If people want to provide a rich habitat for bees, Reynolds says, they can make good choices about the trees and plants they raise. She says some of the earliest blooming trees are willows and silver maples, which are pollinator magnets. Lindens also are very attractive to pollinators, as are dandelions. Flowering herbs provide good foraging for bees if people do not want to grow flowers. She cautions against the use of pesticides and herbicides and the use of seeds with built-in herbicides and pesticides. She advises consumers to ask questions about the plants they buy from greenhouses and to be aware that some of the commercially produced flowers have a systemic neonicotinoid in them—an insecticide that can poison the larvae of pollinators.
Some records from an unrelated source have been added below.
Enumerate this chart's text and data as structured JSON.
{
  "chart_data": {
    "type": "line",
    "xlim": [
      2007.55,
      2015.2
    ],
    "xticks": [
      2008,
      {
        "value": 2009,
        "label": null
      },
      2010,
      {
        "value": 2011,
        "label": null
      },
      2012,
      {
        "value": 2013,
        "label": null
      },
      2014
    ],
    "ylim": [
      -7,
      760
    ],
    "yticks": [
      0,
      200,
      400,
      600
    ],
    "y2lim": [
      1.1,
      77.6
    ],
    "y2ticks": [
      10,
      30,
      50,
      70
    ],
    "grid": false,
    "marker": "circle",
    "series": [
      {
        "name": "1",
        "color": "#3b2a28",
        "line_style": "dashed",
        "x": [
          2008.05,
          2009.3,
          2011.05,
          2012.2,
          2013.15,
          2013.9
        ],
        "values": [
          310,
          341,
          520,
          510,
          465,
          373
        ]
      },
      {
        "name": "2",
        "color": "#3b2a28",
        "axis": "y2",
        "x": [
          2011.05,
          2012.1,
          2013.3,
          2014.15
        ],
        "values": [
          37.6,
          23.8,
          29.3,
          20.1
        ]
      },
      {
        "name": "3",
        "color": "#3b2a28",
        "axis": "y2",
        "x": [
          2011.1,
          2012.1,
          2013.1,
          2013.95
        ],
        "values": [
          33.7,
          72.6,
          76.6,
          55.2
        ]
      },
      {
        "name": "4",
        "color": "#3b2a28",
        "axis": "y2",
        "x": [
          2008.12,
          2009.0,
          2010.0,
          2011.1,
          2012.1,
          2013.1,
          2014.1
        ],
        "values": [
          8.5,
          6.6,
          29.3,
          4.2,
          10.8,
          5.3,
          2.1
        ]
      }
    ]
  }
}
She says certain plants have been hybridized so much that they no longer have nectaries to produce nectar. “Milkweed disappeared because of all the spraying,” she says. “Roundup ready corn is wiping out milkweed. The bees love the milkweed flower. It’s a high-nectar, honey-producing flower. And, of course, the monarch butterfly needs the whole milkweed plant.”
Nick DeMarsh, food system developer at Groundwork Milwaukee, says that Groundwork takes a holistic approach and installs rain gardens at their community gardens around the city—in part because they provide habitat for pollinators, which are so important for growing vegetables. “This is really a process of recreating the natural ecosystem,” DeMarsh says. “In short, we recognize that healthy gardens are about much more than installing boxes. It’s about the entire ecosystem; protecting the water and encouraging pollinator habitat are important components of growing healthy vegetables.”